The Seagull'S Laughter

Devin D. O'Leary
\
3 min read
The new Icelandic eveningwear collection from J. Crew.
Share ::
Based on a popular Icelandic novel, The Seagull's Laughter is undoubtedly a more powerful offering for those born and raised on the chilly volcanic island. Those separated from the film's subject matter by time and space may not find quite as much to identify with, but–like the island nation that spawned it–it radiates such an unexpected amount of life that most foreign film friendly audiences will at least walk out humming (if not boisterously singing) the film's praises.

The comedy/drama is set in post-World War II Iceland and concerns a female-filled family whose lives are turned upside down when a distant cousin returns, out of the blue, from America. Freyja (Margrét Vilhjálmsdóttir) is more than a little out of place in small-town Iceland. A chubby wallflower when she married an American flyboy and split the hinterlands years ago, Freyja is now an impossibly glamorous widow with a Rita Hayworth figure, a waterfall of brunette hair and seven trunks full of glittery cocktail dresses. Her relatives, bored by absent husbands and dull lives, seize on the newly transplanted Freyja like a savior. Young Agga (Ulga Egilsdóttir), however, isn't quite sure what to think of this familiar stranger. Teetering on the brink of puberty, Agga views her cousin with a mixture of admiration and jealousy. For some reason, Agga doesn't trust Freyja, and immediately dubs her “evil”–an assertion no one else in the family seems interested in listening to.

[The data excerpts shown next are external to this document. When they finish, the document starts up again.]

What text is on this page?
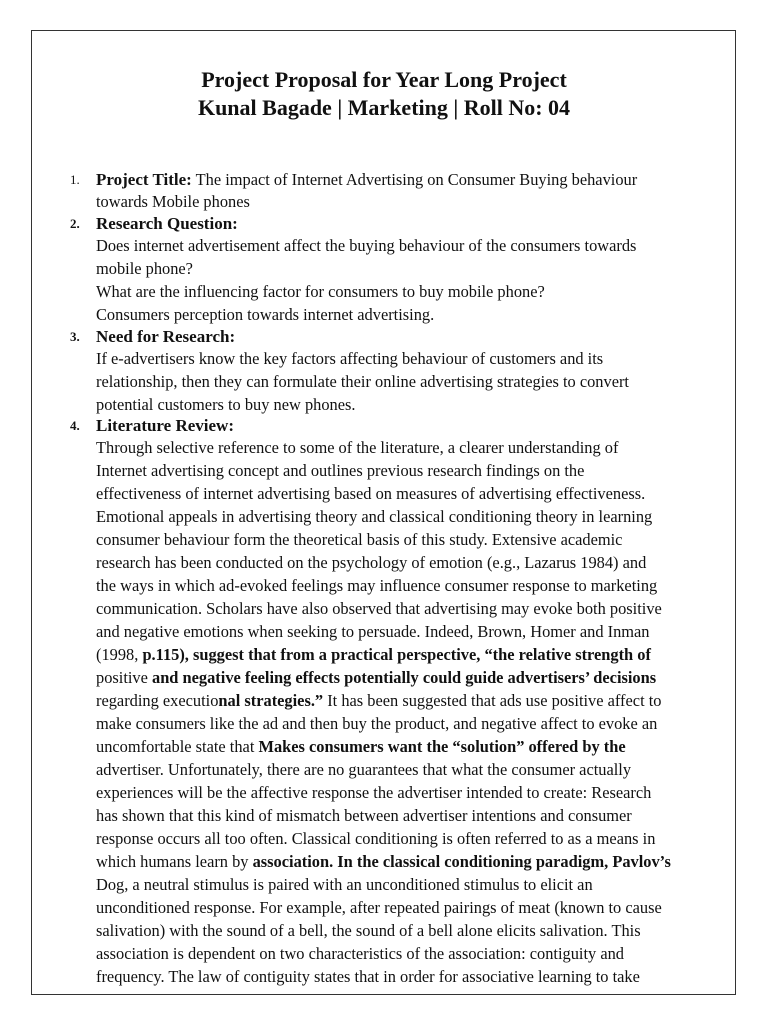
Project Proposal for Year Long Project
Kunal Bagade | Marketing | Roll No: 04
1. Project Title: The impact of Internet Advertising on Consumer Buying behaviour
towards Mobile phones
2. Research Question:
Does internet advertisement affect the buying behaviour of the consumers towards
mobile phone?
What are the influencing factor for consumers to buy mobile phone?
Consumers perception towards internet advertising.
3. Need for Research:
If e-advertisers know the key factors affecting behaviour of customers and its
relationship, then they can formulate their online advertising strategies to convert
potential customers to buy new phones.
4. Literature Review:
Through selective reference to some of the literature, a clearer understanding of
Internet advertising concept and outlines previous research findings on the
effectiveness of internet advertising based on measures of advertising effectiveness.
Emotional appeals in advertising theory and classical conditioning theory in learning
consumer behaviour form the theoretical basis of this study. Extensive academic
research has been conducted on the psychology of emotion (e.g., Lazarus 1984) and
the ways in which ad-evoked feelings may influence consumer response to marketing
communication. Scholars have also observed that advertising may evoke both positive
and negative emotions when seeking to persuade. Indeed, Brown, Homer and Inman
(1998, p.115), suggest that from a practical perspective, “the relative strength of
positive and negative feeling effects potentially could guide advertisers’ decisions
regarding executional strategies.” It has been suggested that ads use positive affect to
make consumers like the ad and then buy the product, and negative affect to evoke an
uncomfortable state that Makes consumers want the “solution” offered by the
advertiser. Unfortunately, there are no guarantees that what the consumer actually
experiences will be the affective response the advertiser intended to create: Research
has shown that this kind of mismatch between advertiser intentions and consumer
response occurs all too often. Classical conditioning is often referred to as a means in
which humans learn by association. In the classical conditioning paradigm, Pavlov’s
Dog, a neutral stimulus is paired with an unconditioned stimulus to elicit an
unconditioned response. For example, after repeated pairings of meat (known to cause
salivation) with the sound of a bell, the sound of a bell alone elicits salivation. This
association is dependent on two characteristics of the association: contiguity and
frequency. The law of contiguity states that in order for associative learning to take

As Freyja re-acclimates to her former stomping grounds, she naturally attracts the attentions of most red-blooded men in town. Eventually, she falls for an uptight engineer, unleashing the film's multiple story lines about sexual and class differences.

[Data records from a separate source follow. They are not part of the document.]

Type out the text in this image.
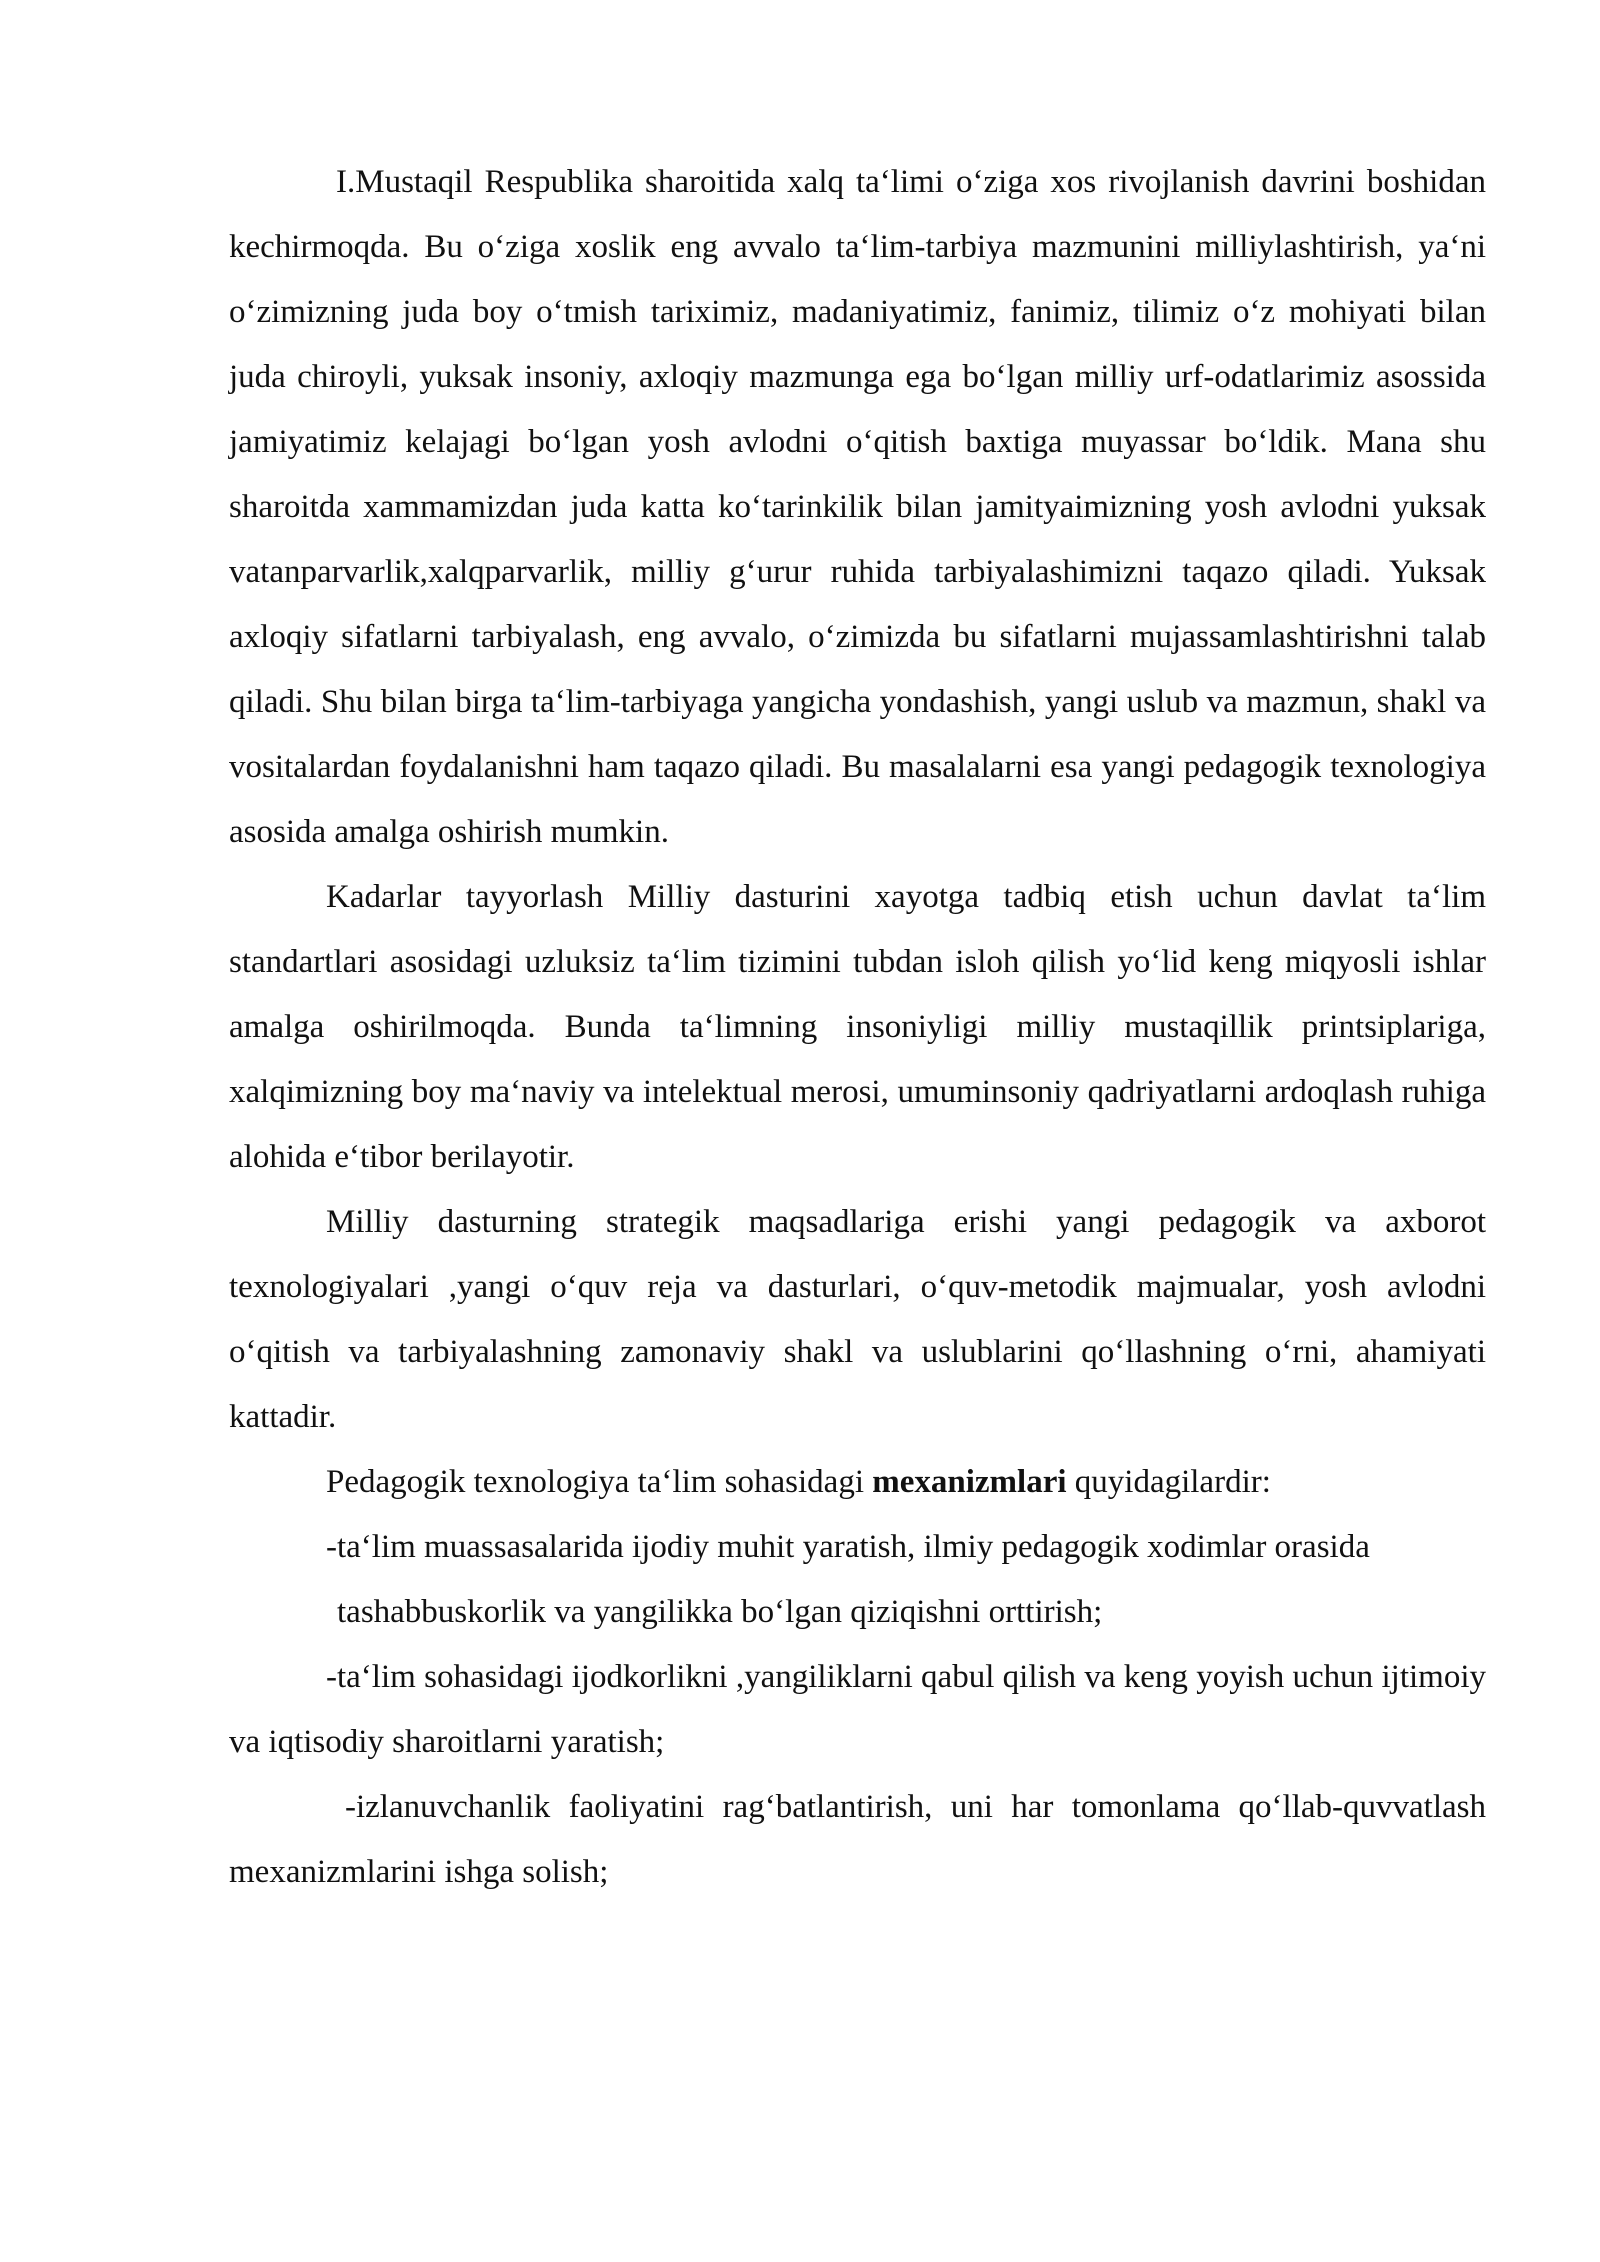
I.Mustaqil Respublika sharoitida xalq ta‘limi o‘ziga xos rivojlanish davrini boshidan kechirmoqda. Bu o‘ziga xoslik eng avvalo ta‘lim-tarbiya mazmunini milliylashtirish, ya‘ni o‘zimizning juda boy o‘tmish tariximiz, madaniyatimiz, fanimiz, tilimiz o‘z mohiyati bilan juda chiroyli, yuksak insoniy, axloqiy mazmunga ega bo‘lgan milliy urf-odatlarimiz asossida jamiyatimiz kelajagi bo‘lgan yosh avlodni o‘qitish baxtiga muyassar bo‘ldik. Mana shu sharoitda xammamizdan juda katta ko‘tarinkilik bilan jamityaimizning yosh avlodni yuksak vatanparvarlik,xalqparvarlik, milliy g‘urur ruhida tarbiyalashimizni taqazo qiladi. Yuksak axloqiy sifatlarni tarbiyalash, eng avvalo, o‘zimizda bu sifatlarni mujassamlashtirishni talab qiladi. Shu bilan birga ta‘lim-tarbiyaga yangicha yondashish, yangi uslub va mazmun, shakl va vositalardan foydalanishni ham taqazo qiladi. Bu masalalarni esa yangi pedagogik texnologiya asosida amalga oshirish mumkin.

Kadarlar tayyorlash Milliy dasturini xayotga tadbiq etish uchun davlat ta‘lim standartlari asosidagi uzluksiz ta‘lim tizimini tubdan isloh qilish yo‘lid keng miqyosli ishlar amalga oshirilmoqda. Bunda ta‘limning insoniyligi milliy mustaqillik printsiplariga, xalqimizning boy ma‘naviy va intelektual merosi, umuminsoniy qadriyatlarni ardoqlash ruhiga alohida e‘tibor berilayotir.

Milliy dasturning strategik maqsadlariga erishi yangi pedagogik va axborot texnologiyalari ,yangi o‘quv reja va dasturlari, o‘quv-metodik majmualar, yosh avlodni o‘qitish va tarbiyalashning zamonaviy shakl va uslublarini qo‘llashning o‘rni, ahamiyati kattadir.

Pedagogik texnologiya ta‘lim sohasidagi mexanizmlari quyidagilardir:

-ta‘lim muassasalarida ijodiy muhit yaratish, ilmiy pedagogik xodimlar orasida

tashabbuskorlik va yangilikka bo‘lgan qiziqishni orttirish;

-ta‘lim sohasidagi ijodkorlikni ,yangiliklarni qabul qilish va keng yoyish uchun ijtimoiy va iqtisodiy sharoitlarni yaratish;

-izlanuvchanlik faoliyatini rag‘batlantirish, uni har tomonlama qo‘llab-quvvatlash mexanizmlarini ishga solish;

Freyja is played by Vilhjálmsdóttir as an unstoppable elemental force. Something between a Viking goddess and a women's lib pioneer, Freyja is soon crushing the hearts of men and uplifting the souls of women. All except Agga, of course, who, in her childish imagination, believes that Freyja might be responsible for bumping off an abusive husband or two. Egilsdóttir, Iceland's answer to a young Christina Ricci, does a fine job delimitating her character's conflicted emotions over her cousin's formidable brand of maturity and sexuality. It's easy to admire (or fall in love with) Freyja, for example, when she manhandles a gang of teenage bullies who are teasing her mentally handicapped relative. It's also just as easy to be frightened of her when she dominates her snobby mother-in-law with fiendish glee.

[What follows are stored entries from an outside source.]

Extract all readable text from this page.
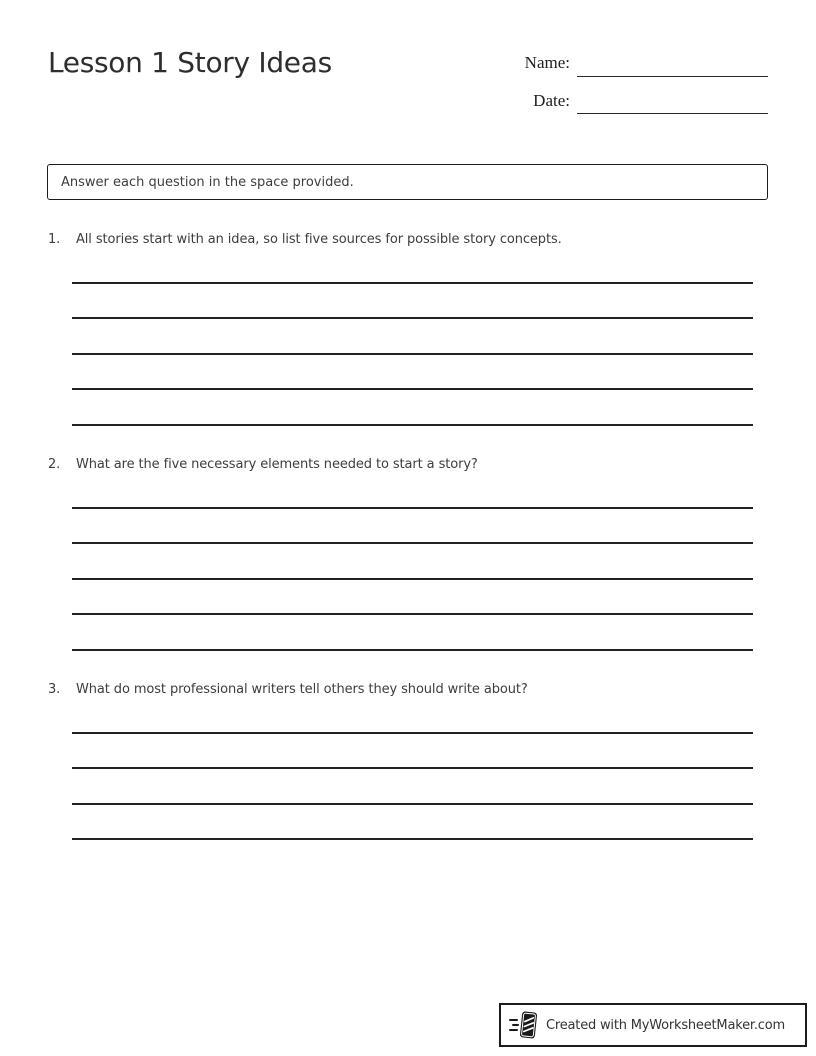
Lesson 1 Story Ideas	Name:
Date:
Answer each question in the space provided.
1.	All stories start with an idea, so list five sources for possible story concepts.
2.	What are the five necessary elements needed to start a story?
3.	What do most professional writers tell others they should write about?
Created with MyWorksheetMaker.com
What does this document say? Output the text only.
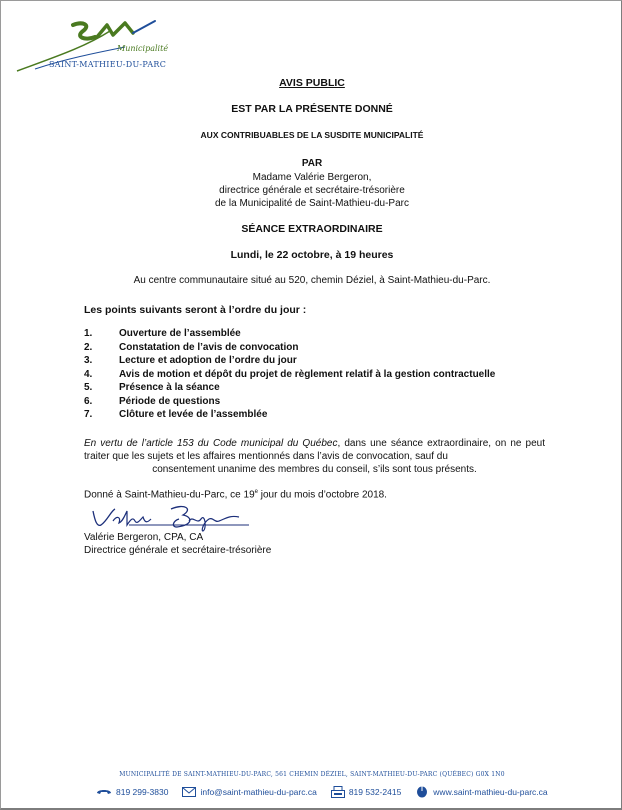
Municipalité
SAINT-MATHIEU-DU-PARC
AVIS PUBLIC
EST PAR LA PRÉSENTE DONNÉ
AUX CONTRIBUABLES DE LA SUSDITE MUNICIPALITÉ
PAR
Madame Valérie Bergeron,
directrice générale et secrétaire-trésorière
de la Municipalité de Saint-Mathieu-du-Parc
SÉANCE EXTRAORDINAIRE
Lundi, le 22 octobre, à 19 heures
Au centre communautaire situé au 520, chemin Déziel, à Saint-Mathieu-du-Parc.
Les points suivants seront à l’ordre du jour :
1.	Ouverture de l’assemblée
2.	Constatation de l’avis de convocation
3.	Lecture et adoption de l’ordre du jour
4.	Avis de motion et dépôt du projet de règlement relatif à la gestion contractuelle
5.	Présence à la séance
6.	Période de questions
7.	Clôture et levée de l’assemblée
En vertu de l’article 153 du Code municipal du Québec, dans une séance extraordinaire, on ne peut traiter que les sujets et les affaires mentionnés dans l’avis de convocation, sauf du
consentement unanime des membres du conseil, s’ils sont tous présents.
Donné à Saint-Mathieu-du-Parc, ce 19e jour du mois d’octobre 2018.
Valérie Bergeron, CPA, CA
Directrice générale et secrétaire-trésorière
MUNICIPALITÉ DE SAINT-MATHIEU-DU-PARC, 561 CHEMIN DÉZIEL, SAINT-MATHIEU-DU-PARC (QUÉBEC) G0X 1N0
819 299-3830	info@saint-mathieu-du-parc.ca	819 532-2415	www.saint-mathieu-du-parc.ca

The film hints at elements of the supernatural. Freyja's nocturnal walks in a garden of eerily anthropomorphic rocks suggest that perhaps she is some sort of fairy, sent to beguile and bewilder these simple townsfolk. (Residents of Iceland reportedly have a very strong belief in fairies, elves and the like.) Keep in mind, however, that the film is seen largely through the eyes of Agga, who is likely to view the world through her own warped childhood filter. Though it feels, occasionally, like a dark fairy tale of awakening sexuality, The Seagull's Laughter remains a practical-minded and pragmatic narrative about female solidarity, frigid latitudes and icy black humor.